We can work it out – The Beatles’ A Hard Day’s Night Chord

By Dr Kevin Houston

More than 50 years after their split, The Beatles, remain a cultural phenomenon. There’s a recent eight-hour documentary, Get Back, just last month a remastered version of Revolver was released to appropriate acclaim and then there’s the steady stream of books, articles, and videos written about the smallest details in their songs and lives. The bit I want to talk about is arguably one of the smallest details. It’s a single crashing chord lasting no more than 3 seconds that has perplexed musicians since its recording nearly 60 years ago. The John Lennon-penned song A Hard Day’s Night was chosen to open the album accompanying their first film. Their producer wanted a dramatic opening, so Lennon provided a chord played by the members of the band before they launch into the song.

Over the years many musicians have attempted to replicate the sound and discover what notes are being played and by whom. There are many competing theories and one book on the Beatles devotes 40 pages to discussing this single chord.

It’s a quest that smacks of pure maths – searching for knowledge, trying to describe the apparently indescribable, explaining wonder.

So, it’s entirely appropriate that the solution to the problem can be found with mathematics.

What’s really surprising though is that the mathematics has its roots in topics seemingly unconnected to analysing sound. The mathematical tool employed was developed in the early 1800s for studying the flow of heat within objects. This is a common feature of mathematics. Tools developed for one problem regularly find application in completely unrelated areas.

This tool is called the Fourier Transform. Joseph Fourier (1768 -- 1830) was a celebrated French mathematician – celebrated enough to be one of a number of scientists and engineers whose names are displayed on the Eiffel Tower.
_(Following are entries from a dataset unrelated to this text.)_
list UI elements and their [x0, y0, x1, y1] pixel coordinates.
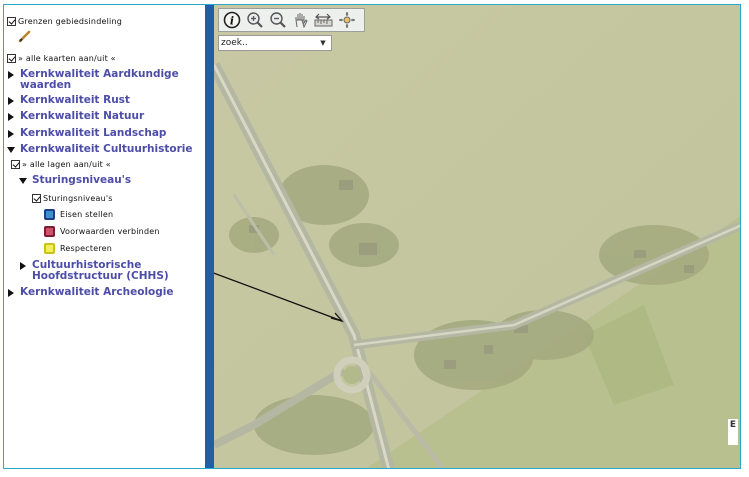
expand-icon [8, 288, 14, 297]
pan-button[interactable] [291, 10, 311, 30]
category-cultuurhistorie[interactable]: Kernkwaliteit Cultuurhistorie [7, 144, 193, 155]
category-rust[interactable]: Kernkwaliteit Rust [8, 95, 130, 106]
aerial-map-image [214, 5, 740, 468]
collapse-icon [7, 146, 15, 153]
legend-item-voorwaarden: Voorwaarden verbinden [44, 226, 160, 237]
subcategory-sturing[interactable]: Sturingsniveau's [19, 175, 131, 186]
all-layers-toggle[interactable]: » alle lagen aan/uit « [22, 160, 111, 169]
expand-icon [8, 96, 14, 105]
map-edge-label: E [728, 419, 738, 445]
collapse-icon [19, 177, 27, 184]
zoom-in-button[interactable] [245, 10, 265, 30]
svg-text:i: i [230, 15, 234, 28]
locate-icon [339, 12, 355, 28]
category-landschap[interactable]: Kernkwaliteit Landschap [8, 128, 166, 139]
boundaries-checkbox[interactable] [7, 17, 16, 26]
layer-sturing-checkbox[interactable] [32, 194, 41, 203]
all-maps-toggle[interactable]: » alle kaarten aan/uit « [18, 54, 116, 63]
layer-sturing-label: Sturingsniveau's [43, 194, 113, 203]
all-maps-row: » alle kaarten aan/uit « [7, 54, 116, 63]
category-aardkundige[interactable]: Kernkwaliteit Aardkundige waarden [8, 69, 180, 91]
legend-swatch-red [44, 226, 55, 237]
measure-button[interactable] [314, 10, 334, 30]
all-layers-row: » alle lagen aan/uit « [11, 160, 111, 169]
expand-icon [20, 262, 26, 270]
expand-icon [8, 129, 14, 138]
boundaries-row: Grenzen gebiedsindeling [7, 17, 122, 26]
legend-item-respecteren: Respecteren [44, 243, 112, 254]
all-maps-checkbox[interactable] [7, 54, 16, 63]
zoom-in-icon [247, 12, 263, 28]
legend-item-eisen: Eisen stellen [44, 209, 113, 220]
dropdown-arrow-icon[interactable]: ▼ [317, 36, 329, 50]
category-archeologie[interactable]: Kernkwaliteit Archeologie [8, 287, 174, 298]
info-icon: i [223, 11, 241, 29]
pencil-icon[interactable] [18, 30, 32, 43]
subcategory-chhs[interactable]: Cultuurhistorische Hoofdstructuur (CHHS) [20, 260, 182, 282]
map-view[interactable]: i zoek.. ▼ E [214, 5, 740, 468]
legend-swatch-yellow [44, 243, 55, 254]
zoom-out-button[interactable] [268, 10, 288, 30]
boundaries-label: Grenzen gebiedsindeling [18, 17, 122, 26]
map-search: ▼ [218, 35, 332, 51]
expand-icon [8, 71, 14, 79]
search-input[interactable] [219, 37, 317, 49]
zoom-out-icon [270, 12, 286, 28]
legend-swatch-blue [44, 209, 55, 220]
category-natuur[interactable]: Kernkwaliteit Natuur [8, 111, 144, 122]
pan-hand-icon [295, 13, 308, 29]
expand-icon [8, 112, 14, 121]
map-toolbar: i [218, 8, 365, 32]
panel-splitter[interactable] [205, 5, 214, 468]
measure-icon [314, 13, 333, 27]
layer-sidebar: Grenzen gebiedsindeling » alle kaarten a… [4, 5, 205, 468]
layer-sturing-row: Sturingsniveau's [32, 194, 113, 203]
locate-button[interactable] [337, 10, 357, 30]
app-frame: Grenzen gebiedsindeling » alle kaarten a… [3, 4, 741, 469]
annotation-arrow [214, 272, 344, 323]
info-button[interactable]: i [222, 10, 242, 30]
all-layers-checkbox[interactable] [11, 160, 20, 169]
In his heat flow study, building on the work of others, he showed how to reduce everything to sines and cosines -- a topic taught in school and known to Indian mathematicians around 500CE. This is yet another example of one mathematical tool being used in a seemingly unrelated area -- who would have foreseen that the flow of heat could involve sines and cosines?

In our case, we can use the Fourier Transform to separate the Beatles’ opening chord into its constituent frequencies along with their volumes. Although the actual picture of the frequencies is messy there is enough clarity to find an answer which sounds convincingly close to the original recording when played.

But the Fourier transform can be used for much more. One version of it, the Discrete Fast Fourier Transform, is one of the most useful mathematical tools ever created and forms the backbone of many applications. For example, it transforms photos, video, and audio (in the form of JPEGs, MPEGs and MP3s) so that they can be compressed for easier transmission or storage.

The moral is that mathematicians cannot predict where their work will lead. The Indians of antiquity could never have thought that sines and cosines would be used to study the flow of heat. In turn Fourier could never have thought his heat flow work could be used to analyse the compositions of future musical megastars or create JPEGs.

The same will no doubt be true of mathematicians working today. Some will have particular applications in mind while some research an area purely because of its intrinsic interest and may even be unable to see any applications. But in both cases, history tells us we’ll see surprising applications that no one, not even the creators, predicted.

But none of this happens by accident. The mathematical sciences need proper funding. The government promised £300 million in extra funding for maths back in 2020. £176 million of that is yet to be delivered and recent government announcements suggest they will welch on their promise. If we are to unlock the surprising breakthroughs and crucial solutions to today’s policy challenges like climate change, energy supply and the cost of living the Chancellor ought to confirm the full funding at the earliest opportunity. Rishi Sunak recently revealed his favourite band are the Beatles. There’s no doubt he faces many hard days nights to put the economy back on a sound footing. But without funding maths and the science and technology it underpins that project will be doomed to fail.